Assistant State's Attorney Joel Fletcher put on former Champaign police Detective Tom Walton to testify about an unusual break-in in that city in 2000 in which Hancock entered a stranger's home while the man slept. When confronted by the resident, Hancock said he was there looking for sex.
Hancock admitted to Walton that he had difficulty controlling his sexual urges. Police used information from Hancock to tie him to other sex-related incidents involving young girls in Champaign and Urbana in the late 1990s. He was not convicted of those, but the incidents were used in his original trial seeking to have him declared sexually dangerous.
Fletcher said Hancock also admitted taking trips to Indianapolis and Springfield looking for children to approach, and to numerous other incidents of window peeping, indecent exposure, and entering the homes of strangers.
Other state witnesses called by Fletcher included two social workers, a psychiatrist and a psychologist who specializes in assessing the risk that sex offenders will re-offend. All concluded Hancock is not currently able to control his sexual behavior and that there is a substantial probability he will re-offend if not confined.
Public Defender Randy Rosenbaum, who represented Hancock in his two prior attempts to gain release, argued that Hancock has improved over the years.
Rosenbaum conceded that Hancock may never be cured but that he has learned the skills necessary to have a chance to live outside of prison.
He has been in the Big Muddy facility since 2001. He petitioned for his latest review in October 2010, Rosenbaum said. But because of a dearth of professionals to evaluate sex offenders, it wasn't until April 2013 that the experts submitted their conclusions to Fletcher and Rosenbaum.

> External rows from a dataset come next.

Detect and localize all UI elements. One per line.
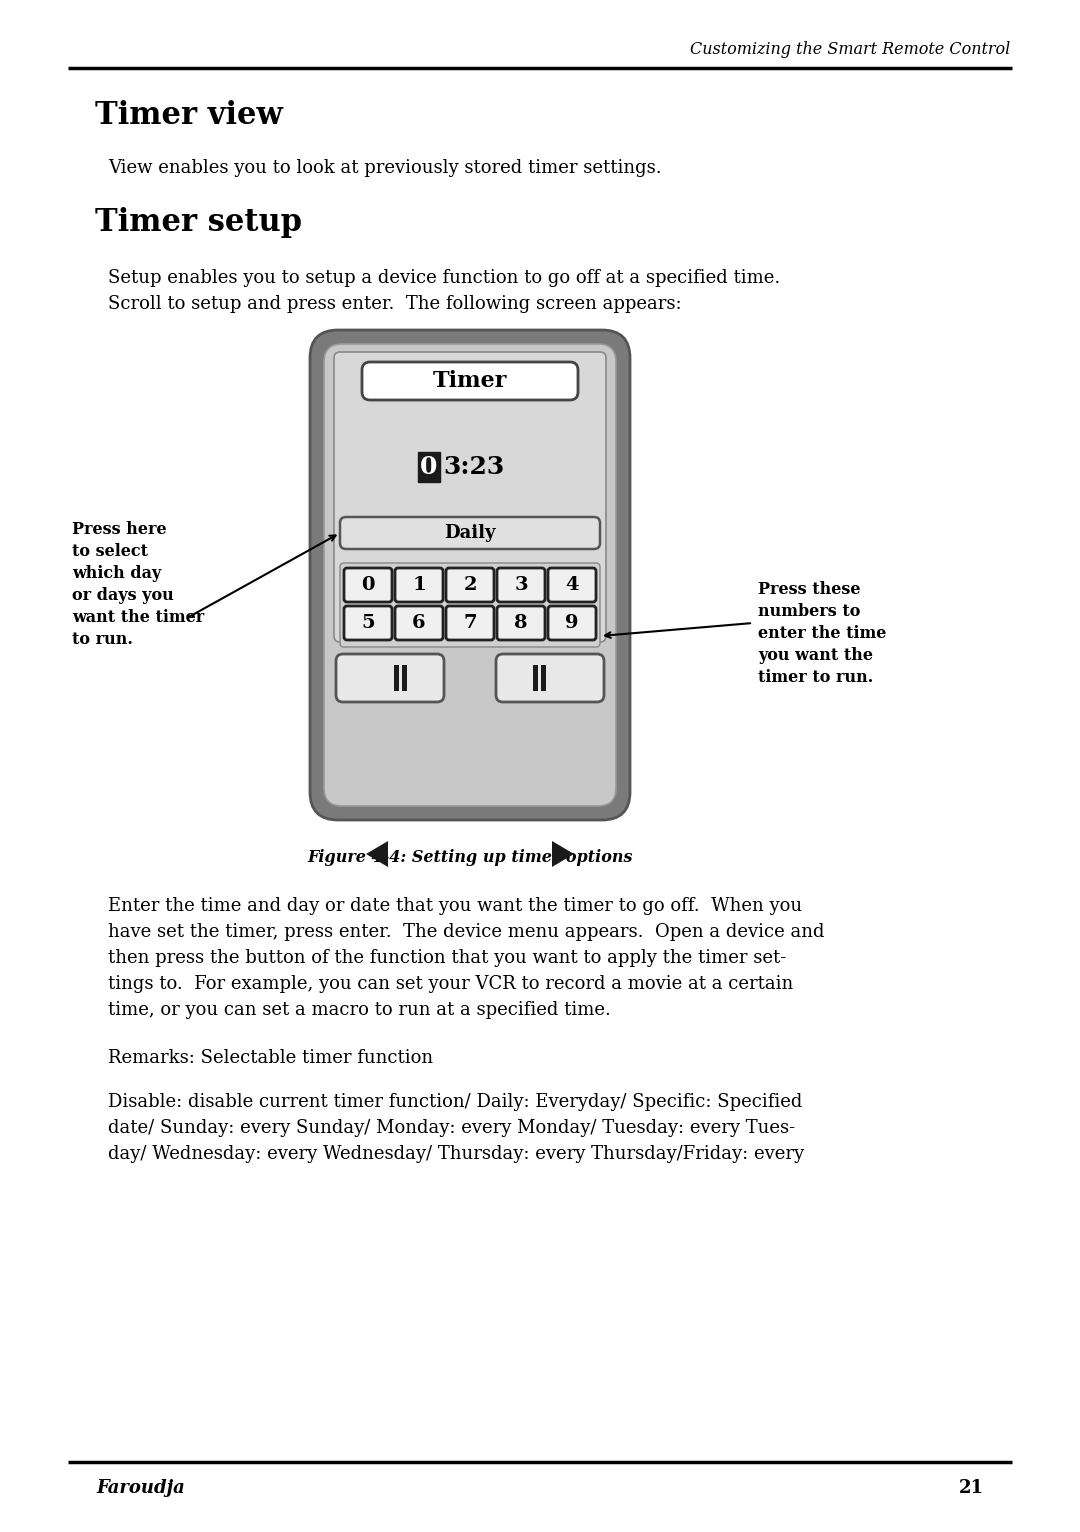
Text: enter the time: enter the time bbox=[758, 625, 887, 642]
Text: date/ Sunday: every Sunday/ Monday: every Monday/ Tuesday: every Tues-: date/ Sunday: every Sunday/ Monday: ever… bbox=[108, 1118, 795, 1137]
Text: to run.: to run. bbox=[72, 631, 133, 648]
FancyBboxPatch shape bbox=[334, 352, 606, 642]
Text: 1: 1 bbox=[413, 576, 426, 594]
Text: 21: 21 bbox=[959, 1478, 984, 1497]
Text: Remarks: Selectable timer function: Remarks: Selectable timer function bbox=[108, 1049, 433, 1066]
FancyBboxPatch shape bbox=[395, 607, 443, 640]
Text: 2: 2 bbox=[463, 576, 476, 594]
Text: time, or you can set a macro to run at a specified time.: time, or you can set a macro to run at a… bbox=[108, 1000, 611, 1019]
Text: Timer setup: Timer setup bbox=[95, 207, 302, 237]
Text: tings to.  For example, you can set your VCR to record a movie at a certain: tings to. For example, you can set your … bbox=[108, 974, 793, 993]
Bar bbox=[394, 665, 399, 691]
Text: Figure 4-4: Setting up timer options: Figure 4-4: Setting up timer options bbox=[307, 850, 633, 867]
Text: Daily: Daily bbox=[444, 524, 496, 542]
Text: Press these: Press these bbox=[758, 582, 861, 599]
Text: Disable: disable current timer function/ Daily: Everyday/ Specific: Specified: Disable: disable current timer function/… bbox=[108, 1092, 802, 1111]
FancyBboxPatch shape bbox=[345, 607, 392, 640]
Bar bbox=[418, 452, 440, 483]
FancyBboxPatch shape bbox=[446, 607, 494, 640]
Text: Press here: Press here bbox=[72, 521, 166, 539]
Bar bbox=[340, 409, 600, 509]
Text: 3: 3 bbox=[514, 576, 528, 594]
Text: 0: 0 bbox=[420, 455, 437, 480]
Text: timer to run.: timer to run. bbox=[758, 669, 874, 686]
Bar bbox=[534, 665, 538, 691]
Text: 5: 5 bbox=[361, 614, 375, 633]
Text: 4: 4 bbox=[565, 576, 579, 594]
Text: Customizing the Smart Remote Control: Customizing the Smart Remote Control bbox=[690, 41, 1010, 58]
FancyBboxPatch shape bbox=[496, 654, 604, 702]
Text: 9: 9 bbox=[565, 614, 579, 633]
Text: Faroudja: Faroudja bbox=[96, 1478, 185, 1497]
Polygon shape bbox=[366, 841, 388, 867]
Text: have set the timer, press enter.  The device menu appears.  Open a device and: have set the timer, press enter. The dev… bbox=[108, 922, 824, 941]
FancyBboxPatch shape bbox=[548, 607, 596, 640]
FancyBboxPatch shape bbox=[340, 562, 600, 647]
Text: then press the button of the function that you want to apply the timer set-: then press the button of the function th… bbox=[108, 948, 786, 967]
FancyBboxPatch shape bbox=[310, 329, 630, 820]
FancyBboxPatch shape bbox=[362, 362, 578, 400]
Text: day/ Wednesday: every Wednesday/ Thursday: every Thursday/Friday: every: day/ Wednesday: every Wednesday/ Thursda… bbox=[108, 1144, 805, 1163]
Text: want the timer: want the timer bbox=[72, 610, 204, 627]
Text: which day: which day bbox=[72, 565, 161, 582]
Text: 6: 6 bbox=[413, 614, 426, 633]
Text: 0: 0 bbox=[361, 576, 375, 594]
Bar bbox=[402, 665, 407, 691]
FancyBboxPatch shape bbox=[345, 568, 392, 602]
Text: numbers to: numbers to bbox=[758, 604, 861, 620]
Text: 7: 7 bbox=[463, 614, 476, 633]
FancyBboxPatch shape bbox=[548, 568, 596, 602]
Bar bbox=[541, 665, 546, 691]
Text: to select: to select bbox=[72, 544, 148, 561]
Text: or days you: or days you bbox=[72, 587, 174, 605]
FancyBboxPatch shape bbox=[395, 568, 443, 602]
Text: Timer view: Timer view bbox=[95, 100, 283, 130]
Text: Enter the time and day or date that you want the timer to go off.  When you: Enter the time and day or date that you … bbox=[108, 898, 802, 915]
FancyBboxPatch shape bbox=[336, 654, 444, 702]
FancyBboxPatch shape bbox=[497, 607, 545, 640]
FancyBboxPatch shape bbox=[497, 568, 545, 602]
Polygon shape bbox=[552, 841, 573, 867]
Text: Timer: Timer bbox=[433, 371, 508, 392]
Text: 8: 8 bbox=[514, 614, 528, 633]
Text: you want the: you want the bbox=[758, 648, 873, 665]
FancyBboxPatch shape bbox=[446, 568, 494, 602]
FancyBboxPatch shape bbox=[324, 345, 616, 806]
Text: View enables you to look at previously stored timer settings.: View enables you to look at previously s… bbox=[108, 159, 662, 178]
Text: 3:23: 3:23 bbox=[444, 455, 504, 480]
Text: Scroll to setup and press enter.  The following screen appears:: Scroll to setup and press enter. The fol… bbox=[108, 296, 681, 313]
FancyBboxPatch shape bbox=[340, 516, 600, 548]
Text: Setup enables you to setup a device function to go off at a specified time.: Setup enables you to setup a device func… bbox=[108, 270, 780, 286]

A jury was chosen Wednesday to hear the testimony. Jurors returned their verdict Friday afternoon after deliberating about three hours.
Hancock has four sex-related criminal convictions dating from 1976 in Maryland and Virginia and was linked to three different sex crimes in Urbana and Champaign in the late 1990s and 2000.
Tom Shaer, spokesman for the Department of Corrections, said there are 168 men in the sexually dangerous unit at Big Muddy River, where the program has been housed since 1995.